Publisher's Synopsis
An excerpt from the Introduction:
The allegory of 'Othello' is indeed the tragedy of the Sacrament. It was not the first time that the saving victim had been brought upon the stage. There was an old mystery-play, called "The Play of the Blessed Sacrament" of which a copy is preserved in the library of Trinity College, Dublin. Collier has given some account of it in his chapter on the "History of the English Stage to the Time of Shakespeare." The host is brought into the action as a miraculous cake, which yields blood when stabbed, and turns red the water of the cauldron in which it is boiled, and when thrown into an oven bursts asunder and gives out the figure of the Saviour, who rises from the fumes and speaks to the sacrilegious company of Jews, like the "artificial sprites" rising and speaking from the cauldron in 'Macbeth.' The date of this quaint play is supposed to be the reign of Henry VI. or Edward IV. It happens that the same Dublin library contains Hooker's MS. draft of a reply to his anonymous critic, of which several folios are devoted to the Sacraments. "In a word," he says, "Sacraments are God's secrets, discovered to none but His own people," and in support of that "large" meaning he cites Tertullian and St.

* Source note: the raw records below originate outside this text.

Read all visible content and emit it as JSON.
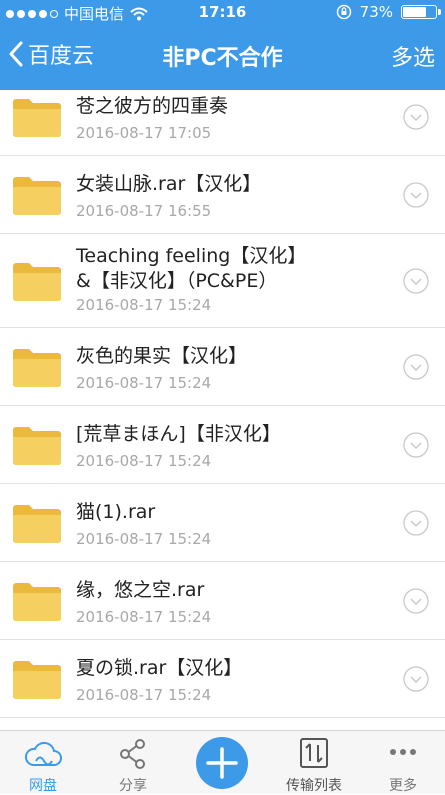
{
  "status_bar": {
    "signal_dots": 5,
    "signal_filled": 4,
    "carrier": "中国电信",
    "time": "17:16",
    "battery_text": "73%",
    "battery_level": 0.73,
    "icons": [
      "wifi-icon",
      "rotation-lock-icon",
      "battery-icon"
    ]
  },
  "nav": {
    "back_label": "百度云",
    "title": "非PC不合作",
    "action_label": "多选"
  },
  "files": [
    {
      "name": "苍之彼方的四重奏",
      "date": "2016-08-17 17:05"
    },
    {
      "name": "女装山脉.rar【汉化】",
      "date": "2016-08-17 16:55"
    },
    {
      "name": "Teaching feeling【汉化】\n&【非汉化】（PC&PE）",
      "date": "2016-08-17 15:24"
    },
    {
      "name": "灰色的果实【汉化】",
      "date": "2016-08-17 15:24"
    },
    {
      "name": "[荒草まほん]【非汉化】",
      "date": "2016-08-17 15:24"
    },
    {
      "name": "猫(1).rar",
      "date": "2016-08-17 15:24"
    },
    {
      "name": "缘，悠之空.rar",
      "date": "2016-08-17 15:24"
    },
    {
      "name": "夏の锁.rar【汉化】",
      "date": "2016-08-17 15:24"
    }
  ],
  "tabbar": {
    "tabs": [
      {
        "label": "网盘",
        "icon": "cloud-icon",
        "active": true
      },
      {
        "label": "分享",
        "icon": "share-icon",
        "active": false
      },
      {
        "label": "",
        "icon": "add-icon",
        "active": false
      },
      {
        "label": "传输列表",
        "icon": "transfer-icon",
        "active": false
      },
      {
        "label": "更多",
        "icon": "more-icon",
        "active": false
      }
    ]
  },
  "colors": {
    "accent": "#3d9ae8",
    "folder": "#f5cf5f",
    "folder_dark": "#eab93d"
  }
}
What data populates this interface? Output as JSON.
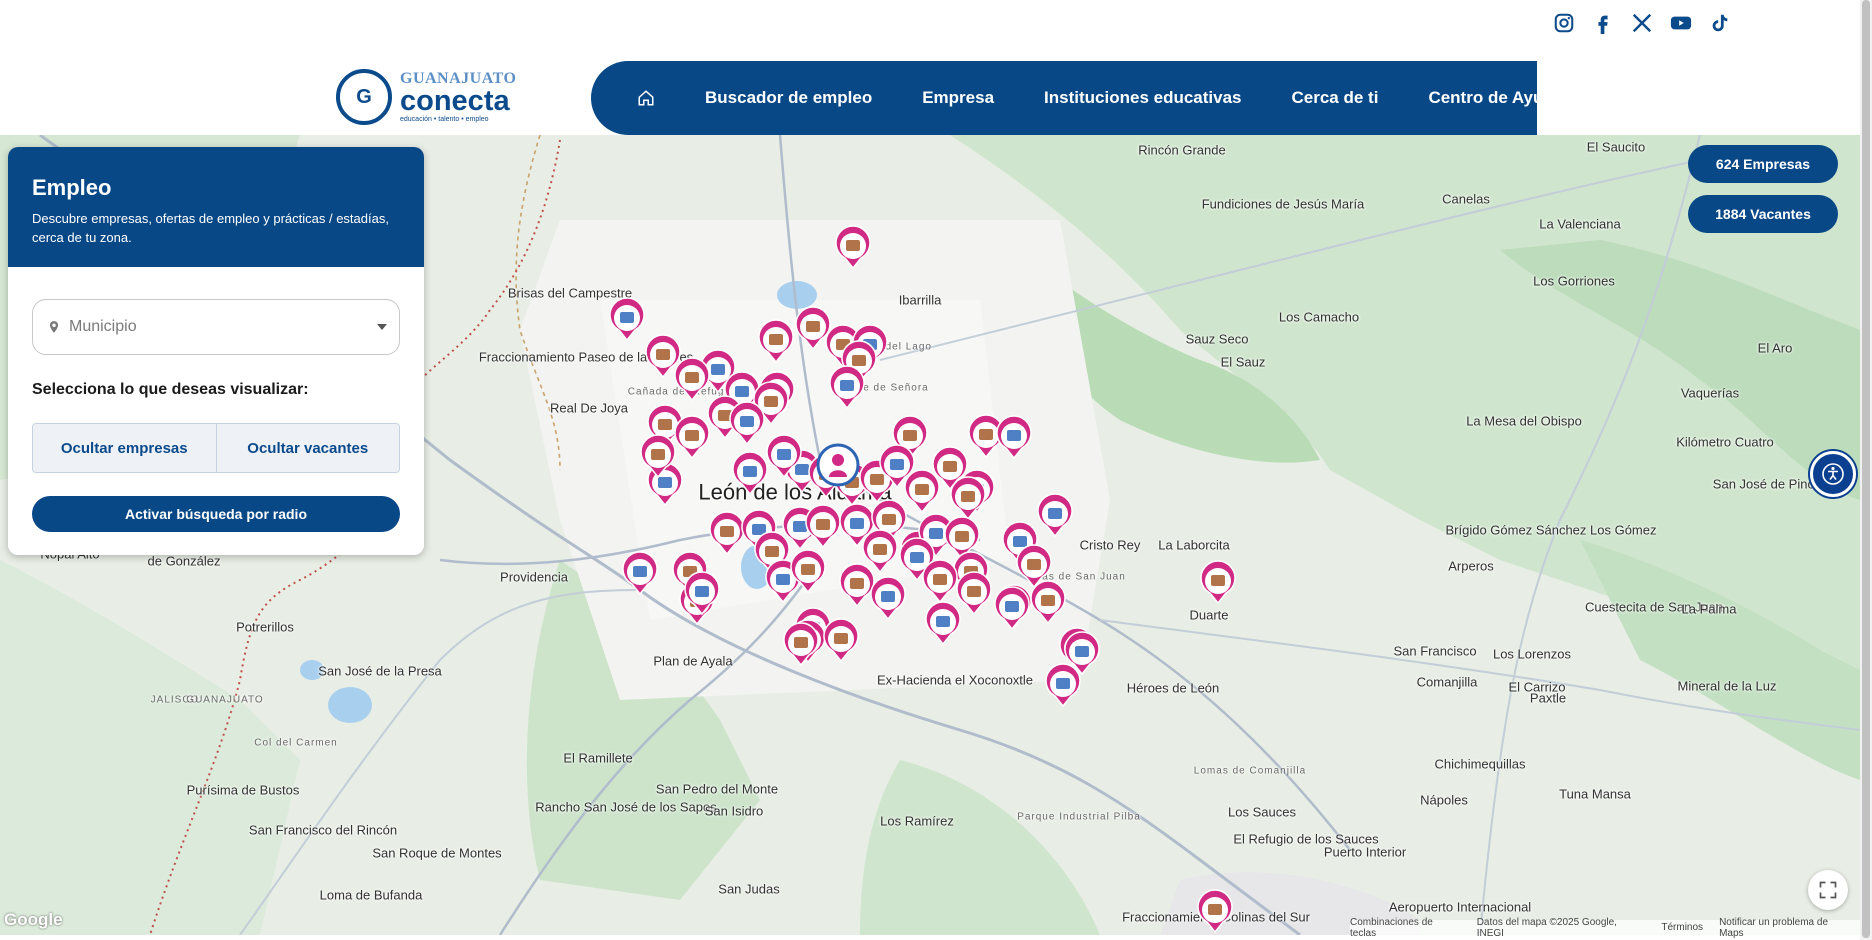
{
  "social": [
    {
      "name": "instagram-icon"
    },
    {
      "name": "facebook-icon"
    },
    {
      "name": "x-icon"
    },
    {
      "name": "youtube-icon"
    },
    {
      "name": "tiktok-icon"
    }
  ],
  "logo": {
    "line1": "GUANAJUATO",
    "line2": "conecta",
    "tagline": "educación • talento • empleo"
  },
  "nav": {
    "home_icon": "home-icon",
    "items": [
      "Buscador de empleo",
      "Empresa",
      "Instituciones educativas",
      "Cerca de ti",
      "Centro de Ayuda"
    ]
  },
  "panel": {
    "title": "Empleo",
    "description": "Descubre empresas, ofertas de empleo y prácticas / estadías, cerca de tu zona.",
    "municipio_placeholder": "Municipio",
    "select_label": "Selecciona lo que deseas visualizar:",
    "hide_companies": "Ocultar empresas",
    "hide_vacancies": "Ocultar vacantes",
    "radius_button": "Activar búsqueda por radio"
  },
  "counters": {
    "empresas": "624 Empresas",
    "vacantes": "1884 Vacantes"
  },
  "map": {
    "brand": "Google",
    "attribution": [
      "Combinaciones de teclas",
      "Datos del mapa ©2025 Google, INEGI",
      "Términos",
      "Notificar un problema de Maps"
    ],
    "labels": [
      "Rincón Grande",
      "El Saucito",
      "Fundiciones de Jesús María",
      "Canelas",
      "La Valenciana",
      "Los Gorriones",
      "Brisas del Campestre",
      "Ibarrilla",
      "Los Camacho",
      "Sauz Seco",
      "El Sauz",
      "El Aro",
      "Fraccionamiento Paseo de las Torres",
      "Real De Joya",
      "Vaquerías",
      "La Mesa del Obispo",
      "Kilómetro Cuatro",
      "San José de Pinos",
      "León de los Aldama",
      "Brígido Gómez Sánchez Los Gómez",
      "Cristo Rey",
      "La Laborcita",
      "Providencia",
      "Nopal Alto",
      "de González",
      "Arperos",
      "Cuestecita de San Juan",
      "La Palma",
      "Duarte",
      "Potrerillos",
      "San José de la Presa",
      "Plan de Ayala",
      "Ex-Hacienda el Xoconoxtle",
      "Héroes de León",
      "San Francisco",
      "Comanjilla",
      "Los Lorenzos",
      "Paxtle",
      "El Carrizo",
      "Mineral de la Luz",
      "El Ramillete",
      "Chichimequillas",
      "Rancho San José de los Sapos",
      "San Pedro del Monte",
      "San Isidro",
      "Purísima de Bustos",
      "Nápoles",
      "Tuna Mansa",
      "San Francisco del Rincón",
      "Los Ramírez",
      "Los Sauces",
      "El Refugio de los Sauces",
      "San Roque de Montes",
      "Puerto Interior",
      "Loma de Bufanda",
      "San Judas",
      "Aeropuerto Internacional",
      "Fraccionamiento Colinas del Sur",
      "JALISCO",
      "GUANAJUATO",
      "Pilas de San Juan",
      "Lomas de Comanjilla",
      "Parque Industrial Pilba",
      "Col del Carmen",
      "Cañada del Refugio",
      "Valle de Señora",
      "Brisas del Lago"
    ]
  }
}
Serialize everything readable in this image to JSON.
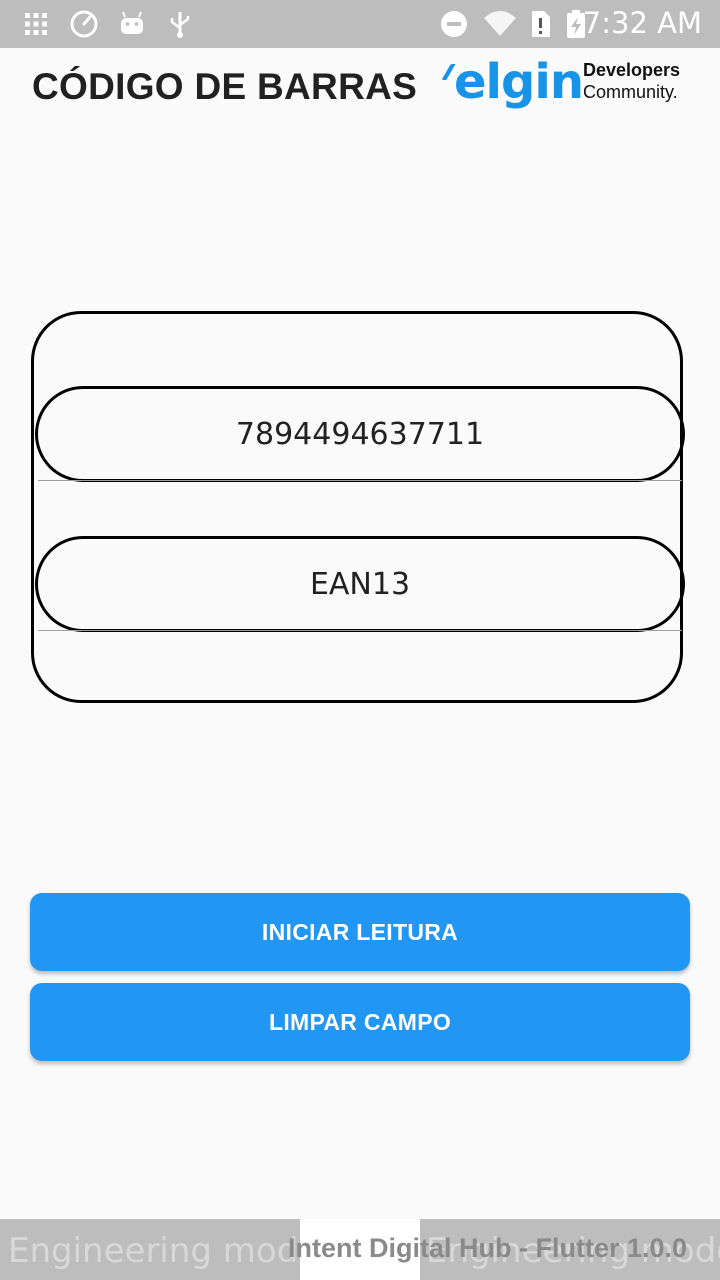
{
  "status_bar": {
    "time": "7:32 AM",
    "left_icons": [
      "apps-grid-icon",
      "speedometer-icon",
      "android-icon",
      "usb-icon"
    ],
    "right_icons": [
      "do-not-disturb-icon",
      "wifi-icon",
      "sim-alert-icon",
      "battery-charging-icon"
    ],
    "color": "#bdbdbd"
  },
  "header": {
    "title": "CÓDIGO DE BARRAS",
    "logo": {
      "brand": "elgin",
      "line1": "Developers",
      "line2": "Community."
    }
  },
  "form": {
    "barcode_value": "7894494637711",
    "barcode_type": "EAN13"
  },
  "buttons": {
    "start_reading": "INICIAR LEITURA",
    "clear_field": "LIMPAR CAMPO"
  },
  "bottom": {
    "left_watermark": "Engineering mode",
    "right_watermark": "Engineering mode",
    "app_version": "Intent Digital Hub - Flutter 1.0.0"
  },
  "colors": {
    "accent": "#2196f3",
    "brand": "#1793e8",
    "background": "#fafafa"
  }
}
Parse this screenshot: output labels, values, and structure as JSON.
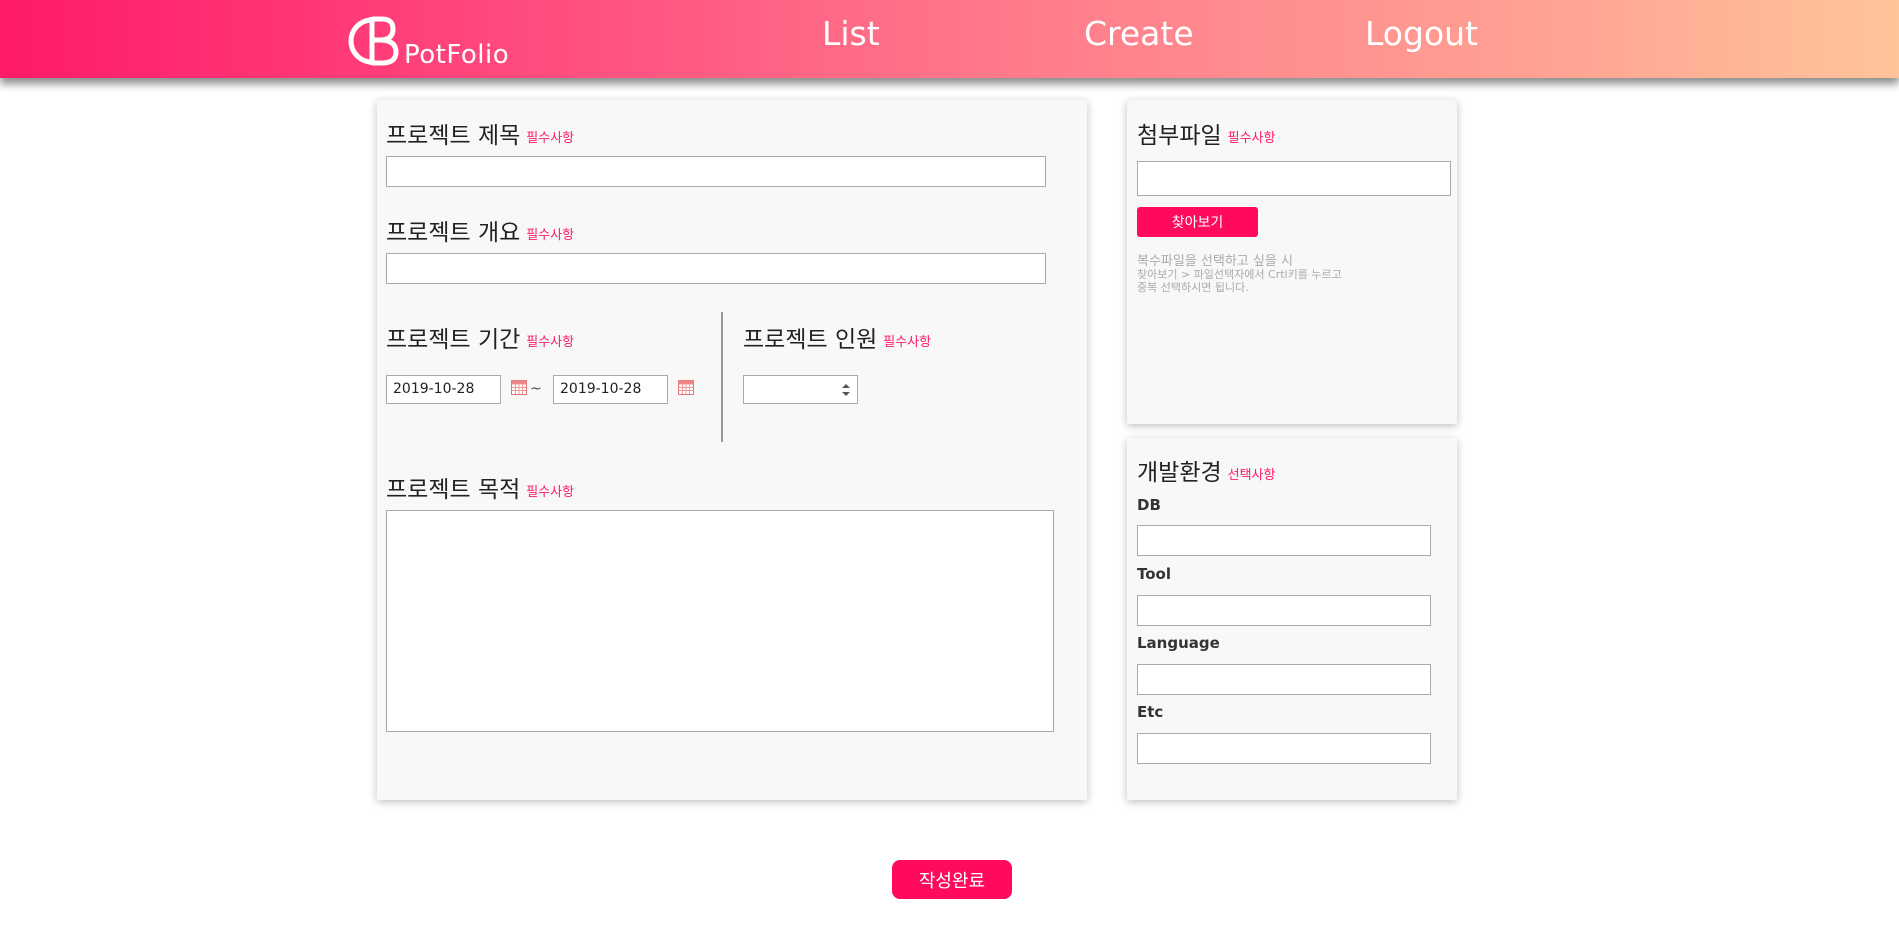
{
  "header": {
    "logo_text": "PotFolio",
    "nav": {
      "list": "List",
      "create": "Create",
      "logout": "Logout"
    }
  },
  "main": {
    "title": {
      "label": "프로젝트 제목",
      "tag": "필수사항",
      "value": ""
    },
    "overview": {
      "label": "프로젝트 개요",
      "tag": "필수사항",
      "value": ""
    },
    "period": {
      "label": "프로젝트 기간",
      "tag": "필수사항",
      "start": "2019-10-28",
      "separator": "~",
      "end": "2019-10-28"
    },
    "members": {
      "label": "프로젝트 인원",
      "tag": "필수사항",
      "value": ""
    },
    "purpose": {
      "label": "프로젝트 목적",
      "tag": "필수사항",
      "value": ""
    }
  },
  "attachment": {
    "label": "첨부파일",
    "tag": "필수사항",
    "value": "",
    "browse_label": "찾아보기",
    "hint_line1": "복수파일을 선택하고 싶을 시",
    "hint_line2": "찾아보기 > 파일선택자에서 Crtl키를 누르고",
    "hint_line3": "중복 선택하시면 됩니다."
  },
  "environment": {
    "label": "개발환경",
    "tag": "선택사항",
    "db_label": "DB",
    "db_value": "",
    "tool_label": "Tool",
    "tool_value": "",
    "language_label": "Language",
    "language_value": "",
    "etc_label": "Etc",
    "etc_value": ""
  },
  "submit_label": "작성완료",
  "colors": {
    "accent": "#ff0a5f",
    "gradient_start": "#ff1a6a",
    "gradient_end": "#ffc49a"
  }
}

Augustine, the former actually speaking of the sacrainentum, or secret, of "an allegory," and of sacramenta contained in allegorical "figures" such as that of Hagar and Mount Sinai, which St. Paul borrowed from Philo. From this generic usage. Hooker passes to Sacraments as visible signs or tokens of invisible grace. One need not assume that Shakespeare had seen either the MS. play of the Blessed Sacrament, or Hooker's reply to his critic, both of which afterwards found their way to Trinity College, Dublin, or that he otherwise knew Tertullian's large meaning of sacramentum, although I can show, and have elsewhere given the proof, that he knew of the allegorisings of Philo. But we can as little set bounds to his discursive reading and thinking as to the flights of his imagination; nor can we ignore the dependence of the latter on the former. To allegorise the Sacrament was to turn the name to its original use. To bring the allegory upon the stage without its real presence being discovered was to do in a poetical way what had been done before in a gross way. At all events, the play of the divine Desdemona is the play of the Blessed Sacrament in certain circumstances of time and place.